Well, I’d like a simple and convenient rollout strategy. Both for users as well as admins.

If autoassignment only works with hardware tokens and only works if no other token is assigned, I cannot really think of a good strategy to achieve what I want: Hardware token as primary means, plus backup token in case hardware token is lost or forgotten etc.Plus a convenient and easy workflow, having to worry about what token is assigned to which user doesn’t make it convenient. How do you do that with Yubikey Nanos for example? They all look the same, they are very small, I’m not even sure if there is a serialnumber on the outside or something to identify them. Even if there is a serial, it’s too small to read. They are too small to stick a label with the username on them. And even if that was possible, labelling dozens of keys by hand would be an annoying and error-prone process.

If I configure the token enrollment wizard for self-service enrollment of QR Codes or TAN lists, I have to make sure that users don’t do that before they have the hardware token auto-assigned. Even if I make sure of that for the initial rollout, what happens in case a token is lost for a user? He already has other tokens assigned by then, so autoassignment won’t work for replacing a lost token.

Is there a technical or security reason autoassignment works only for hardware tokens and only when no other token is assigned? I can’t think of one, but as my username implies, I’m new to all this (not new to IT in general though …).

If autoassignment would work for all token types as well as when there are other token types already assigned, it would make things a lot easier:

I’d simply:

  • Import hardware tokens via CSV list
  • Generate TOTP and TAN tokens via API or scripts, save all the TOTP QRCode .PNGs and TAN list .PDFs somewhere, no need to worry about which one is assigned to which user
  • Give out random tokens and QR-Codes plus TAN lists to people.
  • People just start using them as they please. Done. Most simple.

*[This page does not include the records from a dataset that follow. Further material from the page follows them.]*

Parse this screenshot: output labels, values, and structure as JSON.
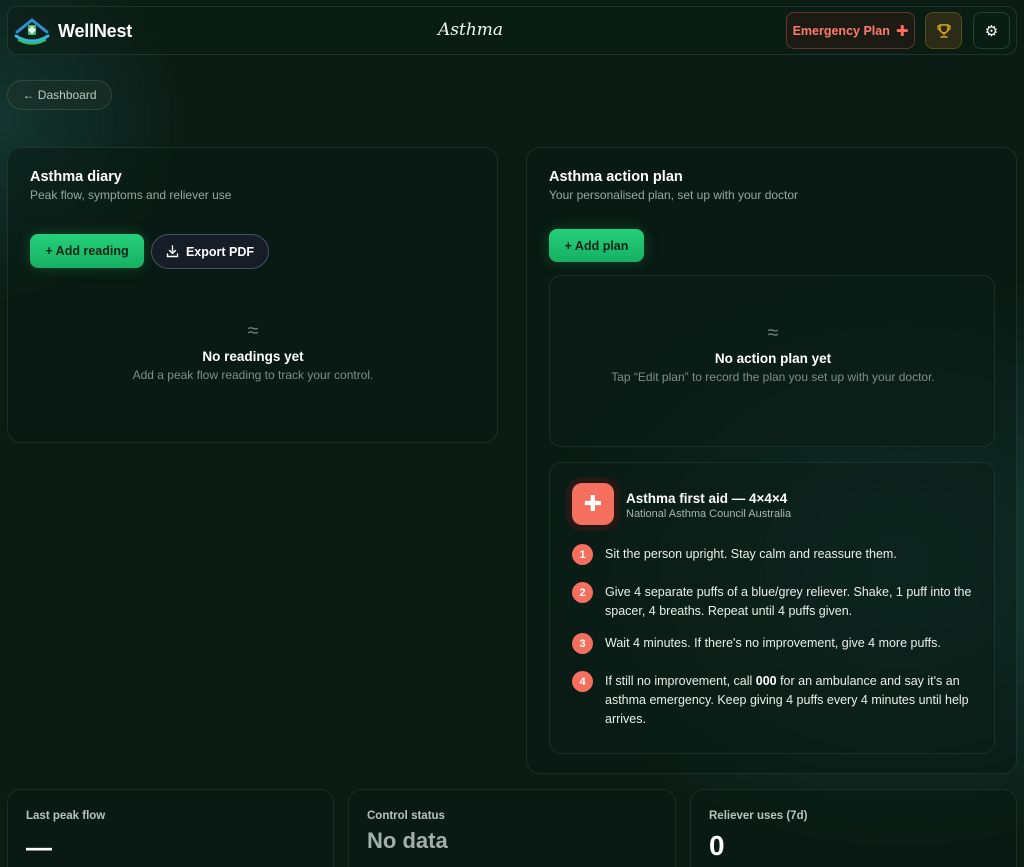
{
  "app": {
    "name": "WellNest",
    "page_title": "Asthma"
  },
  "header": {
    "emergency_label": "Emergency Plan",
    "emergency_icon": "plus-icon",
    "trophy_icon": "trophy-icon",
    "settings_icon": "gear-icon"
  },
  "nav": {
    "back_label": "← Dashboard"
  },
  "diary": {
    "title": "Asthma diary",
    "subtitle": "Peak flow, symptoms and reliever use",
    "add_label": "+ Add reading",
    "export_label": "Export PDF",
    "empty_icon": "≈",
    "empty_title": "No readings yet",
    "empty_text": "Add a peak flow reading to track your control."
  },
  "plan": {
    "title": "Asthma action plan",
    "subtitle": "Your personalised plan, set up with your doctor",
    "add_label": "+ Add plan",
    "empty_icon": "≈",
    "empty_title": "No action plan yet",
    "empty_text": "Tap “Edit plan” to record the plan you set up with your doctor."
  },
  "first_aid": {
    "title": "Asthma first aid — 4×4×4",
    "source": "National Asthma Council Australia",
    "steps": [
      {
        "num": "1",
        "text": "Sit the person upright. Stay calm and reassure them."
      },
      {
        "num": "2",
        "text": "Give 4 separate puffs of a blue/grey reliever. Shake, 1 puff into the spacer, 4 breaths. Repeat until 4 puffs given."
      },
      {
        "num": "3",
        "text": "Wait 4 minutes. If there's no improvement, give 4 more puffs."
      },
      {
        "num": "4",
        "text_before": "If still no improvement, call ",
        "text_bold": "000",
        "text_after": " for an ambulance and say it's an asthma emergency. Keep giving 4 puffs every 4 minutes until help arrives."
      }
    ]
  },
  "stats": [
    {
      "label": "Last peak flow",
      "value": "—"
    },
    {
      "label": "Control status",
      "value": "No data"
    },
    {
      "label": "Reliever uses (7d)",
      "value": "0"
    }
  ],
  "colors": {
    "accent_green": "#1fc06e",
    "alert_red": "#f56f5f",
    "background": "#0b1c15"
  }
}
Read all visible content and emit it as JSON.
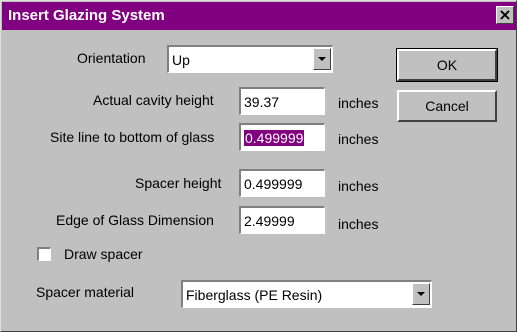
{
  "window": {
    "title": "Insert Glazing System",
    "close_label": "×"
  },
  "orientation": {
    "label": "Orientation",
    "value": "Up"
  },
  "cavity_height": {
    "label": "Actual cavity height",
    "value": "39.37",
    "unit": "inches"
  },
  "site_line": {
    "label": "Site line to bottom of glass",
    "value": "0.499999",
    "unit": "inches"
  },
  "spacer_height": {
    "label": "Spacer height",
    "value": "0.499999",
    "unit": "inches"
  },
  "edge_of_glass": {
    "label": "Edge of Glass Dimension",
    "value": "2.49999",
    "unit": "inches"
  },
  "draw_spacer": {
    "label": "Draw spacer",
    "checked": false
  },
  "spacer_material": {
    "label": "Spacer material",
    "value": "Fiberglass (PE Resin)"
  },
  "buttons": {
    "ok": "OK",
    "cancel": "Cancel"
  },
  "colors": {
    "titlebar": "#800080",
    "selection": "#800080",
    "face": "#c0c0c0"
  }
}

privacyIDEA is very flexible. Scenarios are very different.
We can spent hours discussing rollout strategies. Unterstanding all you situation, discussing possiblites.

  • What processes already exist
  • What information about users is available
  • Where are users?

  • Depending on this there are different ways to hand HW tokens to users.

You could autoenroll HW tokens. Users could self assign HW tokens…

Autoassignment works for already existing tokens. THese are usually hardware tokens.
There is no need to and it is difficult to enroll a smartphone app like TOTP and autoassign this phone to the user?

The processing power need would exceed this of a question to ChatGPT.

Btw: you can autoenroll most of the tokentypes.